When it’s our turn to pay, we use cash, and then turn left out of the shop to visit the piglets. As my mom pulls out her iPhone to take a video of the piglets — a video that will be texted across the world for the viewing pleasure of my 2-year-old niece, a huge fan of animals, farm and otherwise — my mom turns to me and says,

“It’s almost as if we’re time travelers.”

 

… boring places stretch our travel skills, forcing us to find beauty and meaning­ – and, yes, excitement too – in the ordinary. They alter our “muscle memory” – our natural inclination to grow accustomed to anything – and, in the process, make us stronger, better. Isn’t that why we travel in the first place?

~ Eric Weiner

 

Life in this village is slow, relaxed, and rich in the ways that cities have lost, such as buying things on account with no need for cash.

This place with nothing to offer the tourist — by all accounts, a mind-numbingly boring little place — is, in fact, one of the more interesting places we’ve been in Portugal.
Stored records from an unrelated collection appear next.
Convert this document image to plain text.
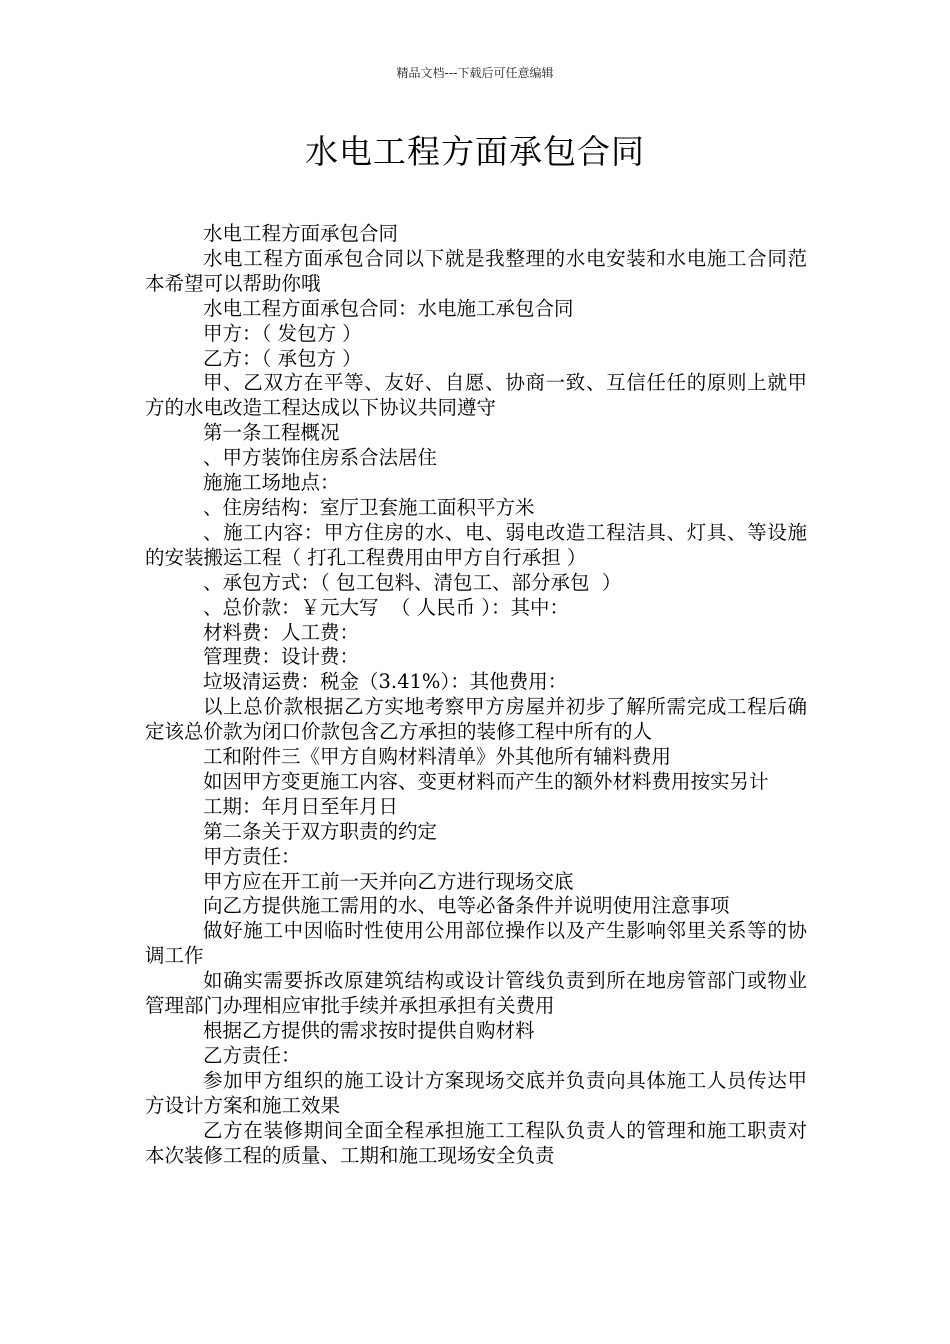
精品文档---下载后可任意编辑
水电工程方面承包合同

水电工程方面承包合同

水电工程方面承包合同以下就是我整理的水电安装和水电施工合同范本希望可以帮助你哦

水电工程方面承包合同：水电施工承包合同

甲方：（ 发包方 ）

乙方：（ 承包方 ）

甲、乙双方在平等、友好、自愿、协商一致、互信任任的原则上就甲方的水电改造工程达成以下协议共同遵守

第一条工程概况

、甲方装饰住房系合法居住

施施工场地点：

、住房结构：室厅卫套施工面积平方米

、施工内容：甲方住房的水、电、弱电改造工程洁具、灯具、等设施的安装搬运工程（ 打孔工程费用由甲方自行承担 ）

、承包方式：（ 包工包料、清包工、部分承包  ）

、总价款：￥元大写  （ 人民币 ）：其中：

材料费：人工费：

管理费：设计费：

垃圾清运费：税金（3.41%）：其他费用：

以上总价款根据乙方实地考察甲方房屋并初步了解所需完成工程后确定该总价款为闭口价款包含乙方承担的装修工程中所有的人

工和附件三《甲方自购材料清单》外其他所有辅料费用

如因甲方变更施工内容、变更材料而产生的额外材料费用按实另计

工期：年月日至年月日

第二条关于双方职责的约定

甲方责任：

甲方应在开工前一天并向乙方进行现场交底

向乙方提供施工需用的水、电等必备条件并说明使用注意事项

做好施工中因临时性使用公用部位操作以及产生影响邻里关系等的协调工作

如确实需要拆改原建筑结构或设计管线负责到所在地房管部门或物业管理部门办理相应审批手续并承担承担有关费用

根据乙方提供的需求按时提供自购材料

乙方责任：

参加甲方组织的施工设计方案现场交底并负责向具体施工人员传达甲方设计方案和施工效果

乙方在装修期间全面全程承担施工工程队负责人的管理和施工职责对本次装修工程的质量、工期和施工现场安全负责
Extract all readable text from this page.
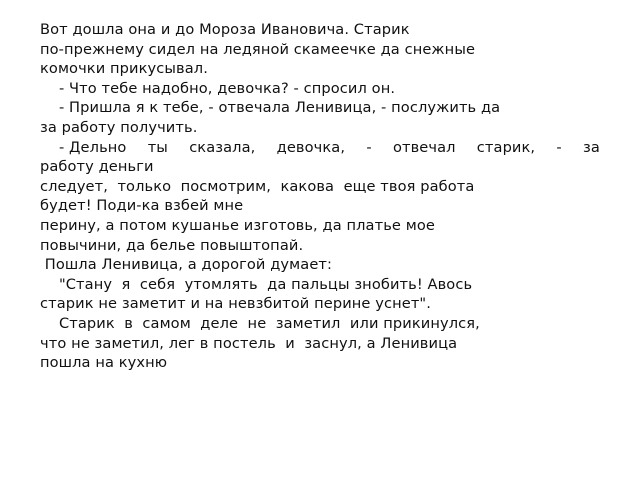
Вот дошла она и до Мороза Ивановича. Старик
по-прежнему сидел на ледяной скамеечке да снежные
комочки прикусывал.
- Что тебе надобно, девочка? - спросил он.
- Пришла я к тебе, - отвечала Ленивица, - послужить да
за работу получить.
- Дельно ты сказала, девочка, - отвечал старик, - за
работу деньги
следует,  только  посмотрим,  какова  еще твоя работа
будет! Поди-ка взбей мне
перину, а потом кушанье изготовь, да платье мое
повычини, да белье повыштопай.
Пошла Ленивица, а дорогой думает:
"Стану  я  себя  утомлять  да пальцы знобить! Авось
старик не заметит и на невзбитой перине уснет".
Старик  в  самом  деле  не  заметил  или прикинулся,
что не заметил, лег в постель  и  заснул, а Ленивица
пошла на кухню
No monuments. No festivals. No historical facts that make the guidebooks. Just life — boring, everyday life — as it’s lived in rural Portugal. A place that taught us what life is really like in the center of this country, and made appreciate the uniqueness of a different type of everyday life.

 
Portuguese Village Geoff Gets Beer

 

 

4 thoughts on “On Time Travel and Mind-Expanding Boredom: A Month in a Portuguese Village”

  1. Pingback: Where to Stay in Braga, Portugal: Collector's Hostel - Wandertooth

  2. Pingback: 23 Beautiful Places to Visit in Portugal

  3. I am an American (Boston, Mass) and I lived in Arrouquelas for nearly 2 years in the mid 90’s, building the Golden Eagle Golf And Country Club. I fell in love with the town, the people, the food and the relaxed pleasantness of the life style. I made life long friends in Arrouquelas, and I hope some day to retire there or some place close by. I miss drinking home made wine, and dipping my bread in it. I miss Josue, Jose Augusto, Manuela, Mina, Zico, Vitor, Joaquim, Marillia and all the rest of the people I came to call friends.

    Arrouquelas is truly the land that time forgot, in the best of ways.